A user-centred approach is the way forward for senior execs
Do you really know what your customers want? This is a question a recent article on the McKinsey blog tried to answer. Their solutions are aimed at senior executives, and how design should be placed at the centre of business strategy. But it doesn’t really touch on the fact that organisations are increasingly outsourcing to specialists, and agencies are being brought into service design considerations – especially as the ‘Internet of Things’ calls for that constant level of touch points and interactions. I think a lot can be learnt from the following points, but I also think that there’s a call for organisations to work in tandem with senior executives and an experienced agency.
According to the article, this is what every executive should bear in mind:
In order to create a first-class user experience, you need to have a deep understanding of consumers’ emotions and desires. This means developing insights about the technology they use and how and when they interact. The best way to do this is through immersing yourself in their decision journey in order to bring any issues and problems to the surface.
When customers like an experience from one brand, they’ll expect or want it from another. Look at dominant trends: connectedness, real-time relevance and transparency being three of the big ones at the moment.
Test, test and test again
The design process needs to be “hyperiterative” – meaning you need to undergo real-time adapting and tweaking based on customer behaviour. Embrace risk-taking and quick learning, and always keep the user in mind – they should be part of the design process from the start.
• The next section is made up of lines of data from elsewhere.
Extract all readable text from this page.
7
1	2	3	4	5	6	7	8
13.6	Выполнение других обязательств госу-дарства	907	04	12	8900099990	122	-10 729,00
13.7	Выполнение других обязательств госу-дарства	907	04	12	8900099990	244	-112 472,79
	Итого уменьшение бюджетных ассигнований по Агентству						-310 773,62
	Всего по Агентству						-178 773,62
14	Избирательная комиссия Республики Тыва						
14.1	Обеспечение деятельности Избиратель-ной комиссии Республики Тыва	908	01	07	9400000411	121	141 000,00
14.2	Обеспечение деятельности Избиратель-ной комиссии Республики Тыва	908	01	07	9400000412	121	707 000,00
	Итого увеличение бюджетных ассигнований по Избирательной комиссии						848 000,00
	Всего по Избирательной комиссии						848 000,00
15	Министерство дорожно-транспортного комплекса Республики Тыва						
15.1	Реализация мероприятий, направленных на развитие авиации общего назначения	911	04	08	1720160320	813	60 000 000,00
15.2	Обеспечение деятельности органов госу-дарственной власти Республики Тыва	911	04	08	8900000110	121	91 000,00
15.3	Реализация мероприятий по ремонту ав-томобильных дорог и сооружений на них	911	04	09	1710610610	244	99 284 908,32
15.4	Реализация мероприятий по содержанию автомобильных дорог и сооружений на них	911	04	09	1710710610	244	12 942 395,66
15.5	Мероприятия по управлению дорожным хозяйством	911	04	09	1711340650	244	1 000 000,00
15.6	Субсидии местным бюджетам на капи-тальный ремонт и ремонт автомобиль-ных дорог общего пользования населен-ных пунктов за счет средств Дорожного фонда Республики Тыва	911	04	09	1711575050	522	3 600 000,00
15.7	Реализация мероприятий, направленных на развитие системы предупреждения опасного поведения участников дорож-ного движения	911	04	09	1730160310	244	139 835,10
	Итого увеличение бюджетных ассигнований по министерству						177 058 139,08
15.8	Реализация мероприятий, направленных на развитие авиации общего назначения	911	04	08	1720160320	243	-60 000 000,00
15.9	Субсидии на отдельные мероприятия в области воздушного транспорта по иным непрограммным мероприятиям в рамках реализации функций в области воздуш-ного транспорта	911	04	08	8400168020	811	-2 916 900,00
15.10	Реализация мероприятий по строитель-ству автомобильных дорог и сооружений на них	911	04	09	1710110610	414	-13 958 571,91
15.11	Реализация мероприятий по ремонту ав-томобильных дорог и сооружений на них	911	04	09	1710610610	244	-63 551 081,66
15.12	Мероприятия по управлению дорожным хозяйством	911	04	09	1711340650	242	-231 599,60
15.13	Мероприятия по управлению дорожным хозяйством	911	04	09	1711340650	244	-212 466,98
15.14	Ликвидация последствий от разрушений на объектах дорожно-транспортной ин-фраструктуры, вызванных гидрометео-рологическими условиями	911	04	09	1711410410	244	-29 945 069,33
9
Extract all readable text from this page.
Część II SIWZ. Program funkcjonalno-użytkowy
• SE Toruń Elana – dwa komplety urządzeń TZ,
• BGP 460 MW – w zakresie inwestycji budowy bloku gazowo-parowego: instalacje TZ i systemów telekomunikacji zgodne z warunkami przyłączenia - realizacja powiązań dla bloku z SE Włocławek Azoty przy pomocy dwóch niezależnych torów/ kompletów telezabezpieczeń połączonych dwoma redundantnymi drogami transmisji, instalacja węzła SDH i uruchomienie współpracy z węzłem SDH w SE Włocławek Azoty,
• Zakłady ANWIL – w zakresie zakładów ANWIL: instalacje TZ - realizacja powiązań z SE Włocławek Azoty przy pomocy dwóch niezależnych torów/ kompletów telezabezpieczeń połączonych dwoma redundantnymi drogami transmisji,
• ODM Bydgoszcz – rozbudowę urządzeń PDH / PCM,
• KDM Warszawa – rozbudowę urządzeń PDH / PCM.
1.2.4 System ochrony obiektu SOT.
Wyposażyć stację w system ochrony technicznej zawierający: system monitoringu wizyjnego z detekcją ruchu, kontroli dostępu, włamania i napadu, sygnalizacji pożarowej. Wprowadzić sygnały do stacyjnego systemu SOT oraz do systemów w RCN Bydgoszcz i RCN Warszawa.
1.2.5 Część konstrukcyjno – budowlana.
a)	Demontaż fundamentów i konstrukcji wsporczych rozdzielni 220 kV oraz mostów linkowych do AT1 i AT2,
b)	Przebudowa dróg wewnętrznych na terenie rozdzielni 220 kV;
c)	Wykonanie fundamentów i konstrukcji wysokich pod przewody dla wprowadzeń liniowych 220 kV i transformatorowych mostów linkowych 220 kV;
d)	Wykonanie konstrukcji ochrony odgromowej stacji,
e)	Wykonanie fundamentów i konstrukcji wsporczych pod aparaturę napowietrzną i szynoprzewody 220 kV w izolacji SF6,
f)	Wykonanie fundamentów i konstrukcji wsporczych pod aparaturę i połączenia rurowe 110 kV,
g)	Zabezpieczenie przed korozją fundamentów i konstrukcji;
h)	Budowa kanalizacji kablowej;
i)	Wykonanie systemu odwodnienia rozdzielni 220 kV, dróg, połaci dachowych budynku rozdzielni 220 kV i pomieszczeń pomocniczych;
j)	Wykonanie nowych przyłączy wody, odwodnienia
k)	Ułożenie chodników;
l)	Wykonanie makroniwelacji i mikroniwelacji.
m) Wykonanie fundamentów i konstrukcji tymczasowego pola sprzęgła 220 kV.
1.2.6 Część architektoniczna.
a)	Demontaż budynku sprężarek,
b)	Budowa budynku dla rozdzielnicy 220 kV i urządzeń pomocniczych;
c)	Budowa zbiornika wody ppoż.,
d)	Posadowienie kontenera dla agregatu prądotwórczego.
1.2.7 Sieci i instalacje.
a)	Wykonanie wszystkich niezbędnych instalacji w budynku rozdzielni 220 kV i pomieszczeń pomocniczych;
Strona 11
Generally at Proctors we go by the mantra: learn to fail quickly, and know where you are failing so you can change it.
Run a design-led stream in tandem with an analytical stream – this will help you refine your business needs as well as meeting customer needs. Quantifying efforts will help prioritise your focus, providing a benchmark for future results.
Ultimately, customers now have higher expectations; “usable” isn’t enough – it’s got to be useful, too. But don’t you think senior executives need to let go of the reins a little, handing them over to those who are in the know and can allow for the research to drive what happens next?